Bu kanun çıkalıda fazla olmadı, IMF ve Kemal Dervişin çağrıldığı dönemde o zamanki siyasetçiler tarafından çıkarıldı. patronların servetlerine banka battı diye ellemeyelim dediler. Şu ana kadar sürekli hakaret edip aşağıladıkları Kemal Derviş ise, hayır patronlarda borçlardan sorumlu olmalı servetlerini almalıyız dedi, ancak kabul ettiremedi. Şimdi niye tüm partilerin Kemal Dervişe sürekli hakaret ettiklerini anlıyormusunuz. Neyse bu ayrı konu.

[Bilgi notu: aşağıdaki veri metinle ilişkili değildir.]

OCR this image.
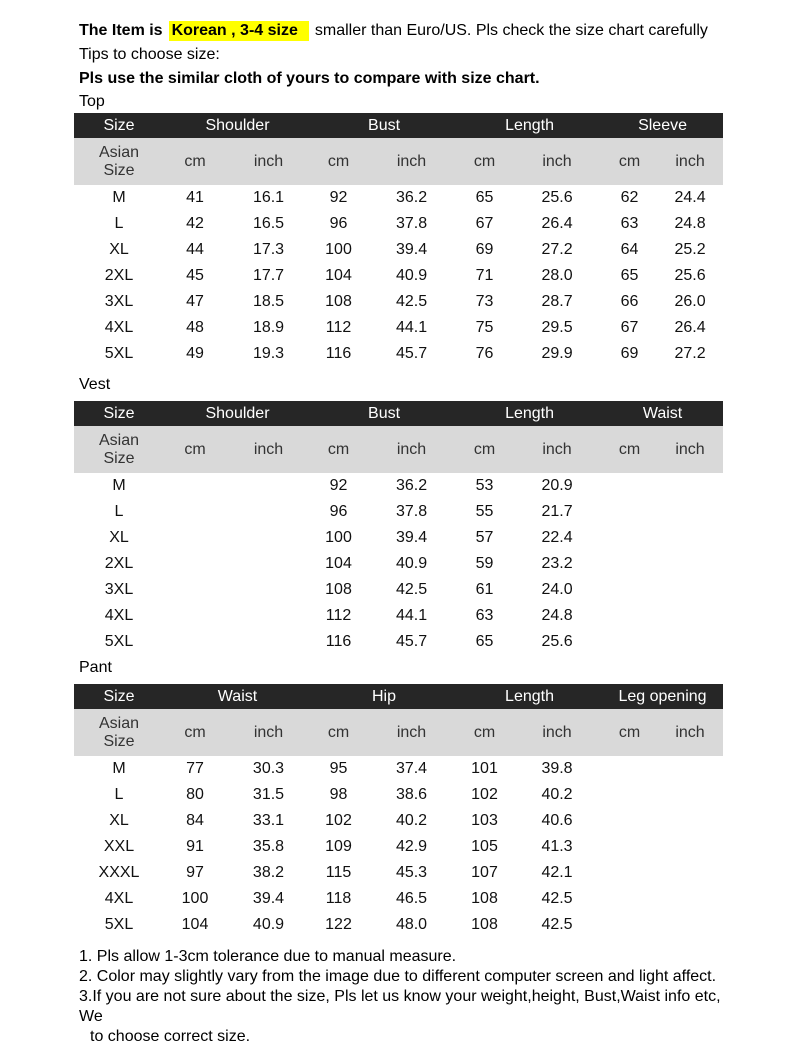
The Item is Korean , 3-4 size smaller than Euro/US. Pls check the size chart carefully
Tips to choose size:
Pls use the similar cloth of yours to compare with size chart.
Top
Size	Shoulder		Bust		Length		Sleeve	

Asian
Size	cm	inch	cm	inch	cm	inch	cm	inch
M	41	16.1	92	36.2	65	25.6	62	24.4
L	42	16.5	96	37.8	67	26.4	63	24.8
XL	44	17.3	100	39.4	69	27.2	64	25.2
2XL	45	17.7	104	40.9	71	28.0	65	25.6
3XL	47	18.5	108	42.5	73	28.7	66	26.0
4XL	48	18.9	112	44.1	75	29.5	67	26.4
5XL	49	19.3	116	45.7	76	29.9	69	27.2
Vest
Size	Shoulder		Bust		Length		Waist	

Asian
Size	cm	inch	cm	inch	cm	inch	cm	inch
M			92	36.2	53	20.9		
L			96	37.8	55	21.7		
XL			100	39.4	57	22.4		
2XL			104	40.9	59	23.2		
3XL			108	42.5	61	24.0		
4XL			112	44.1	63	24.8		
5XL			116	45.7	65	25.6		
Pant
Size	Waist		Hip		Length		Leg opening	

Asian
Size	cm	inch	cm	inch	cm	inch	cm	inch
M	77	30.3	95	37.4	101	39.8		
L	80	31.5	98	38.6	102	40.2		
XL	84	33.1	102	40.2	103	40.6		
XXL	91	35.8	109	42.9	105	41.3		
XXXL	97	38.2	115	45.3	107	42.1		
4XL	100	39.4	118	46.5	108	42.5		
5XL	104	40.9	122	48.0	108	42.5		
1. Pls allow 1-3cm tolerance due to manual measure.
2. Color may slightly vary from the image due to different computer screen and light affect.
3.If you are not sure about the size, Pls let us know your weight,height, Bust,Waist info etc, We
to choose correct size.
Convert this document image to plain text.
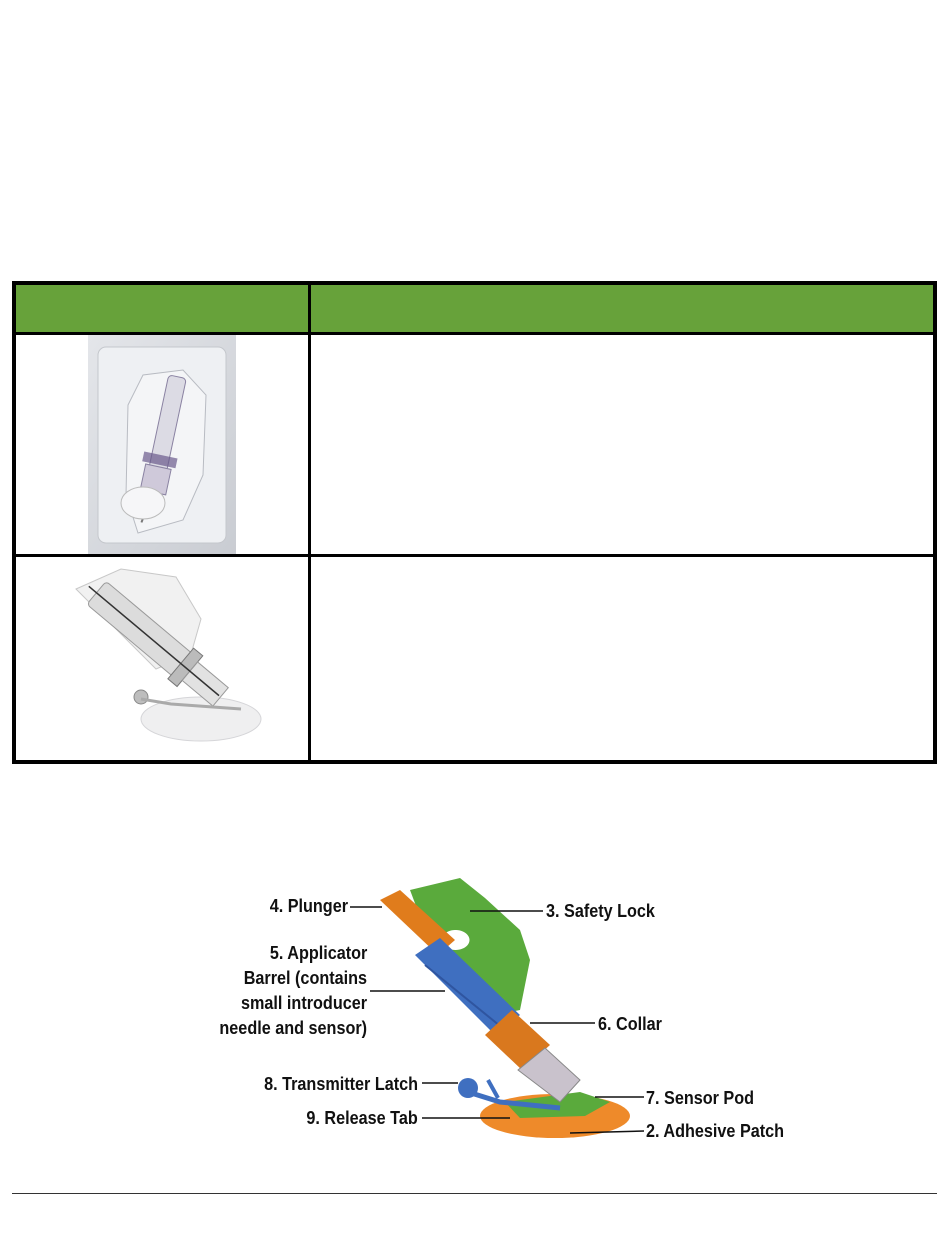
4. Plunger	3. Safety Lock
5. Applicator
Barrel (contains
small introducer
needle and sensor)	6. Collar
8. Transmitter Latch
7. Sensor Pod
9. Release Tab
2. Adhesive Patch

İşte böyle bir ahlaksız soygun düzeninde yaşıyoruz. Savunucularıda TV de güle oynaya yüzsüzlüklerini ilan ediyorlar.
Son 15 yıldır bankalar korkunç kârlar elde ettiler, banka sahiplerinin servetleri katlandı. Bu sene kârları biraz azaldı diye devlet yardım etsin diyor ege hoca.
Lam insafsız yüzsüz yahudi kalfalı, önce patronların gemilere doldurup dışarı çıkardıkları o milyarlarca liralık kârı kullan. Yetmezse devlete aman dile, utanmaz arlanmaz.
Aynısı otomotiv şirketlerinde var. Patron servetlerine ellenmez, hemen devlete koşarlar. Devlet dediğin çalışanların maaşları. 70 milyonu fakirleştirirken 10 milyonu zenginleştiriyorlar.
Tutacaksın adanalının bacağından, savura savura dalacaksın yahudi kanalına, herkesi adanalı ile döveceksin. Vuracaksın adanalıyı kafalarına. Hepsinin beyni çotlayacak.
Bunlar yurt dışında tedavi olduklarından, en azından bi kaçyıl bu yahudilerden kurtulacaksın. adnalı güme gidecek, onuda sağlık dilediği bu sistemin parçası siyasiler kurtarırlar herhalde.
Yazmamışsam, pozisyonum aynen devam ediyor demektir.